California based Lawrence Klein is attempting to sue Microsoft over its plan to discontinue support for the Windows 10 operating system (OS) come October.

The action is understandable from the point of view that a device apparently requires specific hardware for Windows 11 — the Windows 10 successor OS — to function. This hardware is not to be found on older devices, rendering them unusable if they can’t run Windows 10.

Klein says that the end of Windows 10 is part of Microsoft’s strategy to force customers to purchase new devices and to “monopolize the generative AI market.” Windows 11 comes with Microsoft’s suite of generative artificial intelligence software, including the chatbot Copilot. To run optimally, Microsoft’s AI needs a piece of hardware called a neural processing unit, which newer tablets, laptops and desktop computers have — and which the older devices do not.
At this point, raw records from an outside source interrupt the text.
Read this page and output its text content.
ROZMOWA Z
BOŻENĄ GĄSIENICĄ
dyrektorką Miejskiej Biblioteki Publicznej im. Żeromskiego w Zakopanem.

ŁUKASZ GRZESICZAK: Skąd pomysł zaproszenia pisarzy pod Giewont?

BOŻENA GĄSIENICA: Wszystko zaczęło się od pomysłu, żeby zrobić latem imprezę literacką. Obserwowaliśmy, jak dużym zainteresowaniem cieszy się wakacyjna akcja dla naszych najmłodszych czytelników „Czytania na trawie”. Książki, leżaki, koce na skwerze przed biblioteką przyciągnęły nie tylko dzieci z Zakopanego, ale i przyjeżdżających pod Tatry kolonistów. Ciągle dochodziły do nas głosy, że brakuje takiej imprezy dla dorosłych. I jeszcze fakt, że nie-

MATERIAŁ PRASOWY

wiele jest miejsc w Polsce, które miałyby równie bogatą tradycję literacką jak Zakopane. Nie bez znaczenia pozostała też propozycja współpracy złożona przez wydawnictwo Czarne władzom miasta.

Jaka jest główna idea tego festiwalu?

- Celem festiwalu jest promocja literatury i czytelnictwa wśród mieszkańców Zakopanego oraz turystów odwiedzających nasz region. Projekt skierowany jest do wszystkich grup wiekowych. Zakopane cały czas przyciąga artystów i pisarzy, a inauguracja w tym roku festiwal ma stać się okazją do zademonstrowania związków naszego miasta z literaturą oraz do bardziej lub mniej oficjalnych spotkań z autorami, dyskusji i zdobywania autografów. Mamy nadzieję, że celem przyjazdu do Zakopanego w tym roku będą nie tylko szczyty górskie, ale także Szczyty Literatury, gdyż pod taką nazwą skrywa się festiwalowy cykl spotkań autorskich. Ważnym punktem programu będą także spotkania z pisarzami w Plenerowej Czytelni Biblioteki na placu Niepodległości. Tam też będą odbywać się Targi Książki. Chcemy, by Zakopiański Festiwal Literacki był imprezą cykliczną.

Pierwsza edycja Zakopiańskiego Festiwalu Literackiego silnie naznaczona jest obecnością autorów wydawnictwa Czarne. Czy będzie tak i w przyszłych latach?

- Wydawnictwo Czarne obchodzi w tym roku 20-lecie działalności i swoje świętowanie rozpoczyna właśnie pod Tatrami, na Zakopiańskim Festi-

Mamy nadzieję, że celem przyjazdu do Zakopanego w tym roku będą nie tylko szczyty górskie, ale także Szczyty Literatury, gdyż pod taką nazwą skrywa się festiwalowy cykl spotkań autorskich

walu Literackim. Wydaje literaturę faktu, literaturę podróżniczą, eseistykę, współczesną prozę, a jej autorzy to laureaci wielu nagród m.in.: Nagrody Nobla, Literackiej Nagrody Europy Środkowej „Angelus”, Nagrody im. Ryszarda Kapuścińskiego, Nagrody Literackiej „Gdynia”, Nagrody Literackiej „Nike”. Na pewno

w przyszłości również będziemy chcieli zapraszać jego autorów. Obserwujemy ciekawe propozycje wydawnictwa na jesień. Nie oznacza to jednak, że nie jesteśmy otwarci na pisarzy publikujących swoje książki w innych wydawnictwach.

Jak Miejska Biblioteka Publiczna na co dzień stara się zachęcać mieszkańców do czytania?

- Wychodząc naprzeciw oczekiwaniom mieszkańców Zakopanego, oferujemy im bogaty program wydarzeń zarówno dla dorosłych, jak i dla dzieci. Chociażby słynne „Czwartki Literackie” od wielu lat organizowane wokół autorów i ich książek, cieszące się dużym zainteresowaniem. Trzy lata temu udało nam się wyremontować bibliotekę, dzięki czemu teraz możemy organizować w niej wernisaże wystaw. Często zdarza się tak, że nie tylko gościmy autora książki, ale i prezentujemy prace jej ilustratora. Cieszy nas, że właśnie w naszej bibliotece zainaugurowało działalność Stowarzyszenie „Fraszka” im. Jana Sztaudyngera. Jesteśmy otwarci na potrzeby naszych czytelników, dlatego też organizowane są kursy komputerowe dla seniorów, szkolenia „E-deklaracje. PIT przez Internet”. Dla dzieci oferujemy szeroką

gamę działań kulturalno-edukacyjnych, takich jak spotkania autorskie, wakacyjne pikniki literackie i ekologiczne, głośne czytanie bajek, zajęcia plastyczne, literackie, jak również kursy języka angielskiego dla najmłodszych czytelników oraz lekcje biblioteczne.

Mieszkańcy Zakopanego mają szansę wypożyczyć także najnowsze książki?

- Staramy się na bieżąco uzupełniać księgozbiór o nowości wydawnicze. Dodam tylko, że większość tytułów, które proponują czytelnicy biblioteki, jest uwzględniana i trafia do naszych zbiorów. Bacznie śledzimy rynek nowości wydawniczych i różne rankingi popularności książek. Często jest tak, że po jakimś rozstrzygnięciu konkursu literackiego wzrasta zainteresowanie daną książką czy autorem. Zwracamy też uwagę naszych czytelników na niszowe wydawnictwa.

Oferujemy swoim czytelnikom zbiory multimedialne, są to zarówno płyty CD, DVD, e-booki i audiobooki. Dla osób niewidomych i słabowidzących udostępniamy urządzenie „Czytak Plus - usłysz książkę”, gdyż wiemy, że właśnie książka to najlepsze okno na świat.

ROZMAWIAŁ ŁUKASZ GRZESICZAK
Before I migrated to Linux Mint (LM) last year, I was regularly sent prompts by Microsoft urging me to install Windows 11. Evidently my device, which is three years old now, had the requisite hardware as I was told Windows 11 could operate on it.

While we’re talking of those nagging “upgrade” prompts, they’re one thing I certainly do not miss.

Of course Windows 10 will continue to work without the presently regular support updates, but I’d be reluctant in the extreme to use any Windows OS that was not supported. That would be putting any device at considerable risk.

While the switch to LM was quite the undertaking, and involved a few bumps early on, I’m pleased to be here, something I’ve said before. I’d encourage anyone still on Windows 10 to consider LM. It’s user-friendly, somewhat resembles Windows 10, and comes in several versions, meaning it’s possible to install on relatively old devices.

You’ll also escape the Windows hegemony, and have an OS that’s not half dependent on AI to work.